I attended a WEEN show last week at Stubb’s, in Austin. What is Stubbs? This is Stubb’s:
“Stubb” was born Christopher B. Stubblefield in Navasota, Texas, as one of nine sons from parents he describes as “real good cooks.” In the 1930′s, Stubb’s family moved to Lubbock, Texas to pick cotton, and it was during this time Stubb learned to cook by working in local restaurants and hotels. Stubb left Lubbock to serve in the Korean War as a staff sergeant in the 96th Field Artillery, the last all-black army infantry, where he was a gunner and a respected leader. Stubb used this time to perfect his culinary skills by overseeing the preparation of daily meals for as many as 10,000 soldiers.
After he returned, Stubb eventually opened his first restaurant in Lubbock in 1968, across from the county fairgrounds. He made his first barbecue in the hickory pit behind his place and filled the jukebox with vintage blues music. It was here that Stubb’s Legendary Bar-B-Q was born…
In the 1970′s, Stubb’s restaurant became the heart of an explosive music scene. Stubb’s was ground zero for musicians like Joe Ely and Stevie Ray Vaughn. Other famous musicians who would “play for their supper” included Muddy Waters, John Lee Hooker, Willie Nelson, Johnny Cash, Robert Cray, George Thorogood, Clarence “Gatemouth” Brown, Linda Ronstadt and the Fabulous Thunderbirds.
Although small in size, Stubb’s Restaurant was always filled with good friends, great music and plenty of Stubb’s Legendary Bar-B-Q. The Lubbock location is now closed but the legend continues here in Austin at 801 Red River.
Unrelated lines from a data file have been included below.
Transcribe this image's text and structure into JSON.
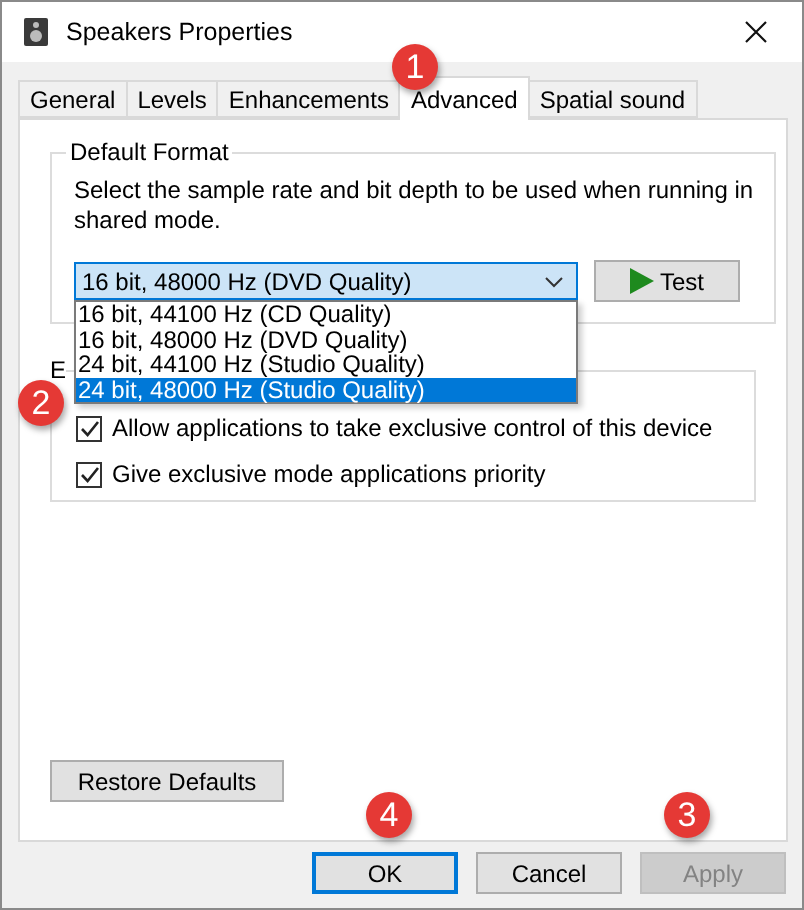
{
  "window": {
    "title": "Speakers Properties"
  },
  "tabs": [
    {
      "label": "General",
      "selected": false
    },
    {
      "label": "Levels",
      "selected": false
    },
    {
      "label": "Enhancements",
      "selected": false
    },
    {
      "label": "Advanced",
      "selected": true
    },
    {
      "label": "Spatial sound",
      "selected": false
    }
  ],
  "default_format": {
    "title": "Default Format",
    "description": "Select the sample rate and bit depth to be used when running in shared mode.",
    "combo": {
      "value": "16 bit, 48000 Hz (DVD Quality)",
      "expanded": true
    },
    "options": [
      {
        "label": "16 bit, 44100 Hz (CD Quality)",
        "selected": false
      },
      {
        "label": "16 bit, 48000 Hz (DVD Quality)",
        "selected": false
      },
      {
        "label": "24 bit, 44100 Hz (Studio Quality)",
        "selected": false
      },
      {
        "label": "24 bit, 48000 Hz (Studio Quality)",
        "selected": true
      }
    ],
    "test_button": "Test"
  },
  "exclusive_mode": {
    "title": "E",
    "options": [
      {
        "label": "Allow applications to take exclusive control of this device",
        "checked": true
      },
      {
        "label": "Give exclusive mode applications priority",
        "checked": true
      }
    ]
  },
  "restore_button": "Restore Defaults",
  "buttons": [
    {
      "label": "OK",
      "focused": true,
      "disabled": false
    },
    {
      "label": "Cancel",
      "focused": false,
      "disabled": false
    },
    {
      "label": "Apply",
      "focused": false,
      "disabled": true
    }
  ],
  "badges": [
    "1",
    "2",
    "3",
    "4"
  ]
}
Come on down for some Live Music, Cold Beer and Great Food!
Memories are made of this . . .
Okay – so meanwhile back to the WEEN show. Stubbs is a great place to see a live show. No seats but the stage is down at the bottom of a subtle grade so regardless of where you are, you could see the show and the sound’s great. If inclined, you could snake your way up as close as you wanted but would sacrifice personal space. My little crew opted for a little more walkaround space towards the back of the open grounds where they sold full racks of ribs for 10 bucks.
Then, out of the blue, a dude filled with Bud Light who seemed to be going out of his way to demonstrate how outrageous he was, and how much he dug the band – he was draped in a WEEN flag and a US flag — came up behind from my pal and flicked his ears and tussled his hair. This was a bad call. My pal voiced and showed his displeasure, and the guy, embarrassed and deflated, apologized and apologized and apologized. It was a weird scene, but I dig weird scenes, and to me when someone asks how was WEEN, I say “great, some dude pretending to be drunk flicked my buddy’s ears.”